Kimiko Hahn is this year's recipient of the $100,000 Ruth Lilly Poetry Prize, which is sponsored by the Poetry Foundation and presented to a living U.S. poet for their outstanding lifetime achievement. Hahn, along with the winners of the $7,500 Pegasus Award for Poetry Criticism and the inaugural $10,000 Pegasus Award for Service in Poetry, will be honored in October at the Pegasus Awards ceremony in Chicago.
"Kimiko Hahn's poetry projects the soul and challenges the human spirit by inviting readers to explore the mysteries of science and nature," said foundation president Michelle T. Boone. "It's our privilege to acknowledge her decades of advancing poetry through her writing and teaching."
The Pegasus Award for Service in Poetry, given in recognition of commitment and extraordinary work in poetry and the literary arts through administration, advocacy, education, publishing, or service, goes to Toi Derricotte and Cornelius Eady, founders of Cave Canem, established in 1996 to remedy the underrepresentation and isolation of African American poets in the literary landscape.
"The impact of Toi and Cornelius's work as mentors, collaborators, and advocates cannot be overstated," said Poetry magazine editor Adrian Matejka. "As a Cave Canem fellow myself, I have been the grateful recipient of their service to poetry and the path they've created for countless other Black poets."

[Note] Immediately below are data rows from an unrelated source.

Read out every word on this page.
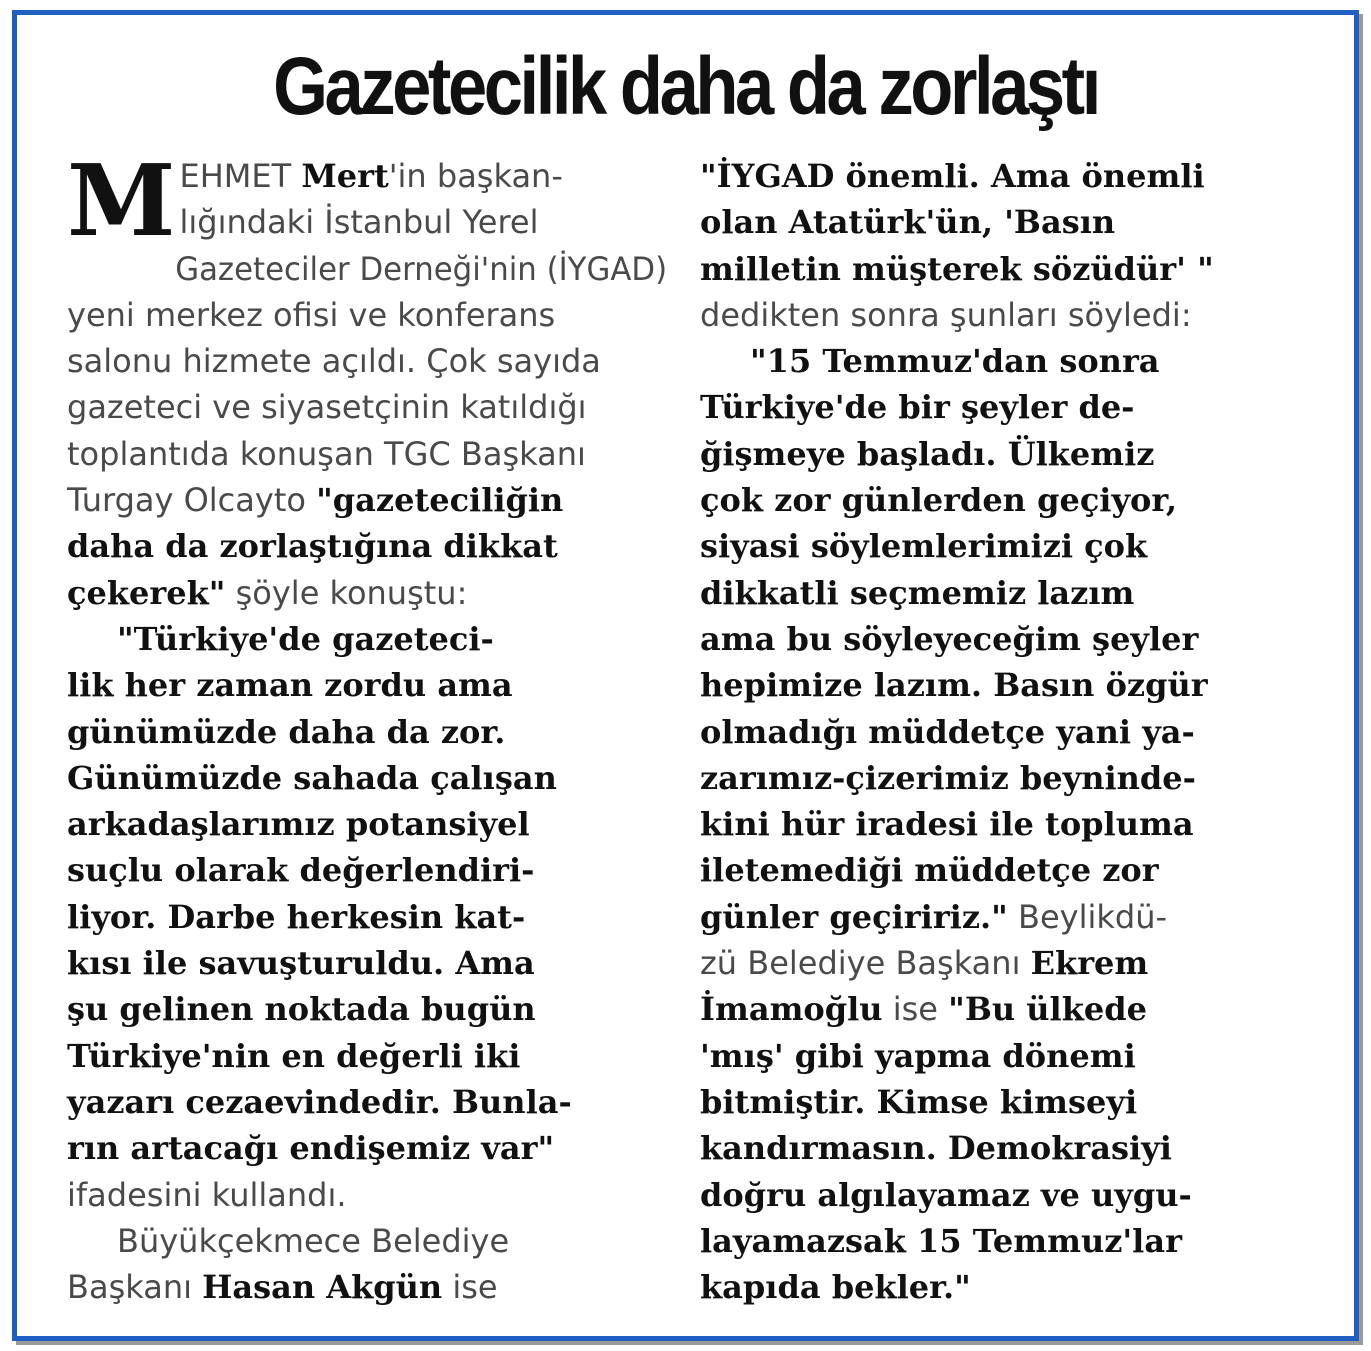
Gazetecilik daha da zorlaştı
M EHMET Mert'in başkan-
lığındaki İstanbul Yerel
Gazeteciler Derneği'nin (İYGAD)
yeni merkez ofisi ve konferans
salonu hizmete açıldı. Çok sayıda
gazeteci ve siyasetçinin katıldığı
toplantıda konuşan TGC Başkanı
Turgay Olcayto "gazeteciliğin
daha da zorlaştığına dikkat
çekerek" şöyle konuştu:
"Türkiye'de gazeteci-
lik her zaman zordu ama
günümüzde daha da zor.
Günümüzde sahada çalışan
arkadaşlarımız potansiyel
suçlu olarak değerlendiri-
liyor. Darbe herkesin kat-
kısı ile savuşturuldu. Ama
şu gelinen noktada bugün
Türkiye'nin en değerli iki
yazarı cezaevindedir. Bunla-
rın artacağı endişemiz var"
ifadesini kullandı.
Büyükçekmece Belediye
Başkanı Hasan Akgün ise
"İYGAD önemli. Ama önemli
olan Atatürk'ün, 'Basın
milletin müşterek sözüdür' "
dedikten sonra şunları söyledi:
"15 Temmuz'dan sonra
Türkiye'de bir şeyler de-
ğişmeye başladı. Ülkemiz
çok zor günlerden geçiyor,
siyasi söylemlerimizi çok
dikkatli seçmemiz lazım
ama bu söyleyeceğim şeyler
hepimize lazım. Basın özgür
olmadığı müddetçe yani ya-
zarımız-çizerimiz beyninde-
kini hür iradesi ile topluma
iletemediği müddetçe zor
günler geçiririz." Beylikdü-
zü Belediye Başkanı Ekrem
İmamoğlu ise "Bu ülkede
'mış' gibi yapma dönemi
bitmiştir. Kimse kimseyi
kandırmasın. Demokrasiyi
doğru algılayamaz ve uygu-
layamazsak 15 Temmuz'lar
kapıda bekler."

Douglas Kearney will receive the Pegasus Award for Poetry Criticism, recognizing an outstanding book-length work of criticism published in the U.S. in the prior calendar year, for Optic Subwoof. The other finalists were Auden and the Muse of History by Susannah Young-ah Gottlieb, My Trade is Mystery: Seven Meditations from a Life in Writing by Carl Phillips, and Super-Infinite: The Transformations of John Donne by Katherine Rundell.